Per the study, Wisconsin has the second-highest level of racial disparity in prison incarceration nationwide, with Black people imprisoned at 11.5 times the rate of their White counterparts. For many people of color there, encounters with the criminal justice system largely stem from traffic violations and the monetary fines that follow, which "can be the beginning of a snowball effect creating structural disadvantages that make adhering to the requirements of community corrections more difficult for people of color."
From the study:
An astonishing one in eight Black men between the ages of 18 and 64 were under community corrections supervision at the end of 2017, over five times the rate for White men. Among Native American men of the same ages, one in 11 were under community corrections supervision in 2017, a rate four times that of White men. Black women in Wisconsin are supervised at over three times the rate of White women, and Native American women are supervised at over six times the rate of White women. Wisconsin’s disparities are substantially higher than national disparities in supervision rates.
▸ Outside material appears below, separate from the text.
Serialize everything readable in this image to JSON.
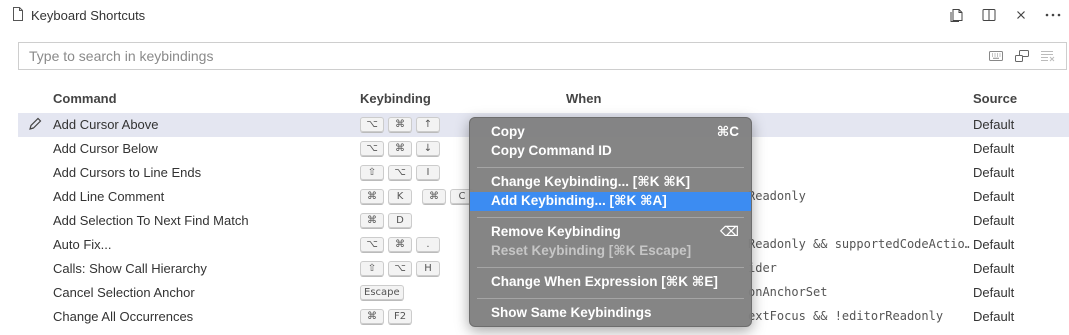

[…] at the end of 2017, Black people made up 42 percent of all people incarcerated for revocations in Wisconsin (43 percent of whom were for technical violations) even though Black people made up only 25 percent of people supervised by the Division of Community Corrections statewide. Black people were incarcerated for technical violations of supervision at a rate more than two times greater than that for White people. Revocation rates were similarly high for Native Americans, who had their supervision revoked at a rate 1.7 times higher than the rate among White people under community corrections supervision.
The study goes on to offer recommendations to create a more just and equitable community corrections system in the state, such as closing down the Milwaukee Secure Detention Facility (MWSDF), finding alternatives to revocation programs outside of MWSDF and reducing probation and parole terms.